Just a note that this was actually also a bugfix as noted by Chris.

If the memory we are removing was never onlined,
get_nid_for_pfn()->pfn_to_nid() will return garbage. Removing will
succeed but links will remain in place.

Can be triggered by

1. hotplugging a DIMM to node 1
2. not onlining the memory blocks
3. unplugging it
4. re-plugging it to node 1

We will trigger the BUG_ON(ret) in add_memory_resource(), because
link_mem_sections() will return with -EEXIST.
Andrew Morton Nov. 27, 2019, 10:15 p.m. UTC | #2
On Wed, 27 Nov 2019 17:53:12 +0100 David Hildenbrand <david@redhat.com> wrote:

> Just a note that this was actually also a bugfix as noted by Chris.
> 
> If the memory we are removing was never onlined,
> get_nid_for_pfn()->pfn_to_nid() will return garbage. Removing will
> succeed but links will remain in place.
> 
> Can be triggered by
> 
> 1. hotplugging a DIMM to node 1
> 2. not onlining the memory blocks
> 3. unplugging it
> 4. re-plugging it to node 1
> 
> We will trigger the BUG_ON(ret) in add_memory_resource(), because
> link_mem_sections() will return with -EEXIST.

Oh.  In that case case we please redo the patch as a bugfix? 
Appropriate title and changelog?  And perhaps the bugfix can be split
from the cleanup, to make the former more backportable?
David Hildenbrand Nov. 27, 2019, 10:55 p.m. UTC | #3
> Am 27.11.2019 um 23:15 schrieb Andrew Morton <akpm@linux-foundation.org>:
> 
> On Wed, 27 Nov 2019 17:53:12 +0100 David Hildenbrand <david@redhat.com> wrote:
> 
>> Just a note that this was actually also a bugfix as noted by Chris.
>> 
>> If the memory we are removing was never onlined,
>> get_nid_for_pfn()->pfn_to_nid() will return garbage. Removing will
>> succeed but links will remain in place.
>> 
>> Can be triggered by
>> 
>> 1. hotplugging a DIMM to node 1
>> 2. not onlining the memory blocks
>> 3. unplugging it
>> 4. re-plugging it to node 1
>> 
>> We will trigger the BUG_ON(ret) in add_memory_resource(), because
>> link_mem_sections() will return with -EEXIST.
> 
> Oh.  In that case case we please redo the patch as a bugfix? 
> Appropriate title and changelog?  And perhaps the bugfix can be split
> from the cleanup, to make the former more backportable?

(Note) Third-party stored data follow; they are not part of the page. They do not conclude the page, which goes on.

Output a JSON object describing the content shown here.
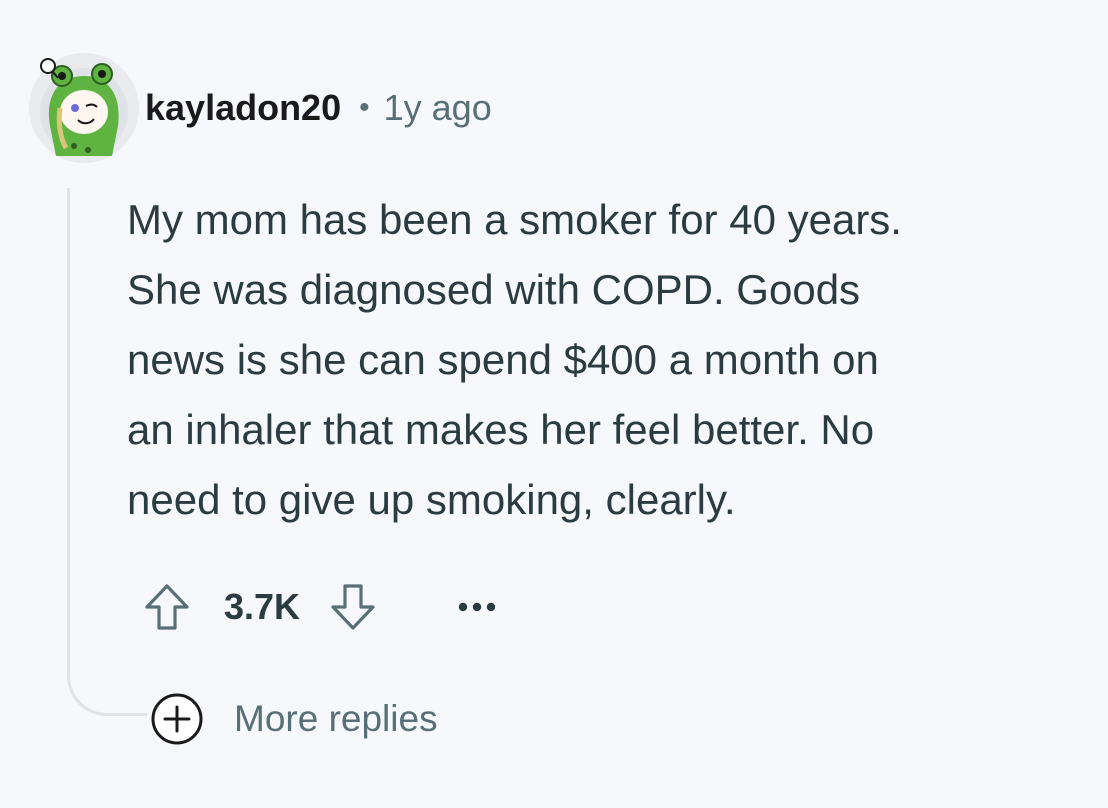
{
  "comment": {
    "author": "kayladon20",
    "separator": "•",
    "age": "1y ago",
    "avatar_icon": "frog-hood-avatar-icon",
    "body_lines": [
      "My mom has been a smoker for 40 years.",
      "She was diagnosed with COPD. Goods",
      "news is she can spend $400 a month on",
      "an inhaler that makes her feel better. No",
      "need to give up smoking, clearly."
    ],
    "score": "3.7K",
    "more_replies_label": "More replies"
  },
  "icons": {
    "upvote": "arrow-up-outline-icon",
    "downvote": "arrow-down-outline-icon",
    "overflow": "ellipsis-icon",
    "expand": "plus-circle-icon"
  },
  "colors": {
    "background": "#f7f8fb",
    "text_primary": "#1a1a1b",
    "text_body": "#2a3c42",
    "text_secondary": "#576f76",
    "thread_line": "#dfe3e8"
  }
}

This is already upstream (d84f2f5a7552 ),so I‘m afraid we can‘t do anything about it. (When your cleanups turn into bugfixes ...).

I can still try to send stable patches, though ...
diff mbox series

Patch

diff --git a/drivers/base/memory.c b/drivers/base/memory.c
index 20c39d1bcef8..154d5d4a0779 100644
--- a/drivers/base/memory.c
+++ b/drivers/base/memory.c
@@ -674,6 +674,7 @@  static int init_memory_block(struct memory_block **memory,
 	mem->state = state;
 	start_pfn = section_nr_to_pfn(mem->start_section_nr);
 	mem->phys_device = arch_get_memory_phys_device(start_pfn);
+	mem->nid = NUMA_NO_NODE;
 
 	ret = register_memory(mem);
 
diff --git a/drivers/base/node.c b/drivers/base/node.c
index 75b7e6f6535b..840c95baa1d8 100644
--- a/drivers/base/node.c
+++ b/drivers/base/node.c
@@ -759,8 +759,6 @@  static int register_mem_sect_under_node(struct memory_block *mem_blk,
 	int ret, nid = *(int *)arg;
 	unsigned long pfn, sect_start_pfn, sect_end_pfn;
 
-	mem_blk->nid = nid;
-
 	sect_start_pfn = section_nr_to_pfn(mem_blk->start_section_nr);
 	sect_end_pfn = section_nr_to_pfn(mem_blk->end_section_nr);
 	sect_end_pfn += PAGES_PER_SECTION - 1;
@@ -789,6 +787,13 @@  static int register_mem_sect_under_node(struct memory_block *mem_blk,
 			if (page_nid != nid)
 				continue;
 		}
+
+		/*
+		 * If this memory block spans multiple nodes, we only indicate
+		 * the last processed node.
+		 */
+		mem_blk->nid = nid;
+
 		ret = sysfs_create_link_nowarn(&node_devices[nid]->dev.kobj,
 					&mem_blk->dev.kobj,
 					kobject_name(&mem_blk->dev.kobj));
@@ -804,32 +809,18 @@  static int register_mem_sect_under_node(struct memory_block *mem_blk,
 }
 
 /*
- * Unregister memory block device under all nodes that it spans.
- * Has to be called with mem_sysfs_mutex held (due to unlinked_nodes).
+ * Unregister a memory block device under the node it spans. Memory blocks
+ * with multiple nodes cannot be offlined and therefore also never be removed.
  */
 void unregister_memory_block_under_nodes(struct memory_block *mem_blk)
 {
-	unsigned long pfn, sect_start_pfn, sect_end_pfn;
-	static nodemask_t unlinked_nodes;
-
-	nodes_clear(unlinked_nodes);
-	sect_start_pfn = section_nr_to_pfn(mem_blk->start_section_nr);
-	sect_end_pfn = section_nr_to_pfn(mem_blk->end_section_nr);
-	for (pfn = sect_start_pfn; pfn <= sect_end_pfn; pfn++) {
-		int nid;
+	if (mem_blk->nid == NUMA_NO_NODE)
+		return;
 
-		nid = get_nid_for_pfn(pfn);
-		if (nid < 0)
-			continue;
-		if (!node_online(nid))
-			continue;
-		if (node_test_and_set(nid, unlinked_nodes))
-			continue;
-		sysfs_remove_link(&node_devices[nid]->dev.kobj,
-			 kobject_name(&mem_blk->dev.kobj));
-		sysfs_remove_link(&mem_blk->dev.kobj,
-			 kobject_name(&node_devices[nid]->dev.kobj));
-	}
+	sysfs_remove_link(&node_devices[mem_blk->nid]->dev.kobj,
+			  kobject_name(&mem_blk->dev.kobj));
+	sysfs_remove_link(&mem_blk->dev.kobj,
+			  kobject_name(&node_devices[mem_blk->nid]->dev.kobj));
 }
 
 int link_mem_sections(int nid, unsigned long start_pfn, unsigned long end_pfn)